А этот ишь как уверенно говорит:
Да еще и расписывает:
«Ах, да что я плету!.. Словно мне мало, что песня живет, что стихи эти просятся в песню, что я несу эту песню, как что-то не ясное до конца, что-то недоговоренное и, однако, милое, свое!..»
Скорей бы только садилось солнце, скорей бы поесть чего-нибудь, чтоб умолкла та, другая, песня, чтоб можно было снова идти.
Они решили еще раз рискнуть.
И пошли на сближение со счастьем и опасностью еще при солнце, как только оно багряным кругом зацепилось за вершины дальнего леса.
Пошли от дерева к дереву, будто бы и с оглядкой да перебежками, полагая, что это еще все та же их, прежняя, надлежащая осторожность…
На голубом застекленном крыльце белого домика пленных встретила, без особого удивления и тем более испуга, темноволосая девочка-подросток.
Заговорила с ними по-немецки, а потом не выдержала, призналась, что и она полька. Хотя не совсем… Да и как тут разберешься, кто ты, когда мамуся немка, а татусь поляк. Они когда-то служили в одном имении и поженились. Татусь тоже теперь где-то в плену. А она, девчушка эта, зовут ее Стася, приехала сюда к тетке, маминой сестре. Ведь тут, не очень далеко, за шестьдесят километров, была граница Польши с Германией, и мама с тетей целых двадцать лет не виделись. Тетя Хильда добрая, хотя Стася так плохо говорит по-немецки. А дядя Иоганн — начальник разъезда, и сегодня он в городе.
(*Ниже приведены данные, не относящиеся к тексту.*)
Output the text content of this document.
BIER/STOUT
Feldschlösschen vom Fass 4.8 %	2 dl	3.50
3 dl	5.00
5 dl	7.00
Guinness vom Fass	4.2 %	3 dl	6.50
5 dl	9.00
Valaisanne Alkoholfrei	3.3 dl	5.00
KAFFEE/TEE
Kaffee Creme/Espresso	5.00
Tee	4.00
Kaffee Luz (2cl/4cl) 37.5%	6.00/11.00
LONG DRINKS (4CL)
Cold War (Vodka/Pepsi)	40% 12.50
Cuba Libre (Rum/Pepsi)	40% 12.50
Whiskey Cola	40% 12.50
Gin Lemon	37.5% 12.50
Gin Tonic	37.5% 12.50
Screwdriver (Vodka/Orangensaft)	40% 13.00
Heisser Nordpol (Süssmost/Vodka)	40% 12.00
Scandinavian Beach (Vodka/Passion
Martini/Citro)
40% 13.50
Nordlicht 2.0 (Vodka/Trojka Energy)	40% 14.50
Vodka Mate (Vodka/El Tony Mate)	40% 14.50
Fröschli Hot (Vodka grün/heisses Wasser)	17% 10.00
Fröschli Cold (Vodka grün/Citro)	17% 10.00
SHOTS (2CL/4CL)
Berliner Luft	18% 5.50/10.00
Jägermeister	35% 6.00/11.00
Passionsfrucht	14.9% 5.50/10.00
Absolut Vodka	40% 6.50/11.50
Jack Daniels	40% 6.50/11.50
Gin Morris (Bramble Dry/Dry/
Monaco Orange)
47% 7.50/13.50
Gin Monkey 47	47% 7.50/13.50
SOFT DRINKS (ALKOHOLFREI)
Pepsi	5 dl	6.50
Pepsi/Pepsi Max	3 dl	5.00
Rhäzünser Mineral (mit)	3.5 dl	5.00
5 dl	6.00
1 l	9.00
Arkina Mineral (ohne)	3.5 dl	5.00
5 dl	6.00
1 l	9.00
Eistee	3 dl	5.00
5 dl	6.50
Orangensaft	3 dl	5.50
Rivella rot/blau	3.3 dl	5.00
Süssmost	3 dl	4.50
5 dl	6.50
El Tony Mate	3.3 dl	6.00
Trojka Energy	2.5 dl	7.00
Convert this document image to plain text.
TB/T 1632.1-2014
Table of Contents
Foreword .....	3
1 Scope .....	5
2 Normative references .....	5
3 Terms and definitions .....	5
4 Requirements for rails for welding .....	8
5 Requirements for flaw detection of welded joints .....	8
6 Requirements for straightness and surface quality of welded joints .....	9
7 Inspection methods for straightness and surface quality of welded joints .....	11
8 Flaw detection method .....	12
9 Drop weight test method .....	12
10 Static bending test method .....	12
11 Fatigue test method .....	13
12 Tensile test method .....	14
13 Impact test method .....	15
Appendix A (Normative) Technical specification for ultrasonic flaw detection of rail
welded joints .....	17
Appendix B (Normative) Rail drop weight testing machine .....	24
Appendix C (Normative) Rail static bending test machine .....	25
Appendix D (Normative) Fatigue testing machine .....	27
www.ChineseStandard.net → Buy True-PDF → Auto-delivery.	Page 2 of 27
Алесь очень обрадовался, что можно наконец от всей души сказать другому, хотя и не взрослому еще, но своему человеку, что и они тоже люди, что и им ведь хочется есть, жить… Однако сказал куда проще, короче:
— Ты, Стася, попроси нам у тетки чего-нибудь поесть. Скажи ей… Ну, сама знаешь…
Девочка ушла и скоро вернулась с двумя мальчуганами. Старший, лет пяти, нес два ломтя хлеба, сама она — две кружечки молока, а младший шел просто так.
Удивленно, испуганно застыли малыши на месте, глядя, как в этих обросших и жадных пастях исчезает еда…
А Стася пристроилась в сторонке, у какого-то столика, даже присела на него, подложив под себя руки. Совсем как взрослый, бывалый человек, она молчала, смотрела с болью и участием в глазах.
Им, конечно, мало было этих ломтиков, и молока, она съели бы еще черт знает сколько, и один из них, на этот раз Бутрым, не выдержал, попросил ее принести еще чего-нибудь.
Стася послушно пошла, а мальчики все глазели.
Но вот оттуда, куда она ушла, из той комнаты или кухни, где находилась ее таинственная тетка, донесся крикливый женский голос. Слов не разобрать, но — злобный, чужой. Прямо визг!.. А вслед за тем в дверях показалась Стася. С пустыми руками. Красная, чуть не плача. И стала оправдываться — упавшим голосом на двух языках сразу:
— Их габе кайне шульд… Ям не винна, панове… Тетя Хильда сказала, чтоб вы уже уходили, а то нам будет худо, если вас застанет кто-нибудь чужой. Уже рабочие, она говорит, идут. А ям не винна. Их габе кайне шульд…
Они тогда шуганули в кусты, и никто их не увидел, ведь так никто и не шел.
А на лес уже опустилась ночь.
Снова брели по ягоднику, по вереску, по песчаной лесной дороге.
И Алесю казалось, что там, в белом домике на разъезде, они оставили что-то очень дорогое. Ему захотелось быть поближе к этой девочке, — странно и не ко времени захотелось остановиться, полежать, подумать. Шел и боролся с этим желанием, то и дело поглядывая на небо, уже усыпанное звездами — щедро и волнующе…
— Ох, накроют нас когда-нибудь, накроют… — обронил Бутрым.
Голос у него был как будто и тот же, однако без прежней, свободной, веселой силы.
Да и прихрамывал уже Владик на раненую ногу с каждой ночью все сильнее, хотя и не жаловался, словно думая, что Алесь этого не видит.
Руневич молчал.
Под звездным небом ему сперва вспомнилась маленькая героиня английской сказки, девочка, слезы которой искрятся в созвездии Большой Медведицы, безымянная, чистая доброта, народный образ, очень похожий, должно быть, на Стасю…
Вспомнилась ночь, когда он читал эту сказку. Другие звездные ночи той осени… Когда прошел целый год после его наивного «агриколя беатус», он был уже работником в хозяйстве и, казалось ему, взрослым человеком.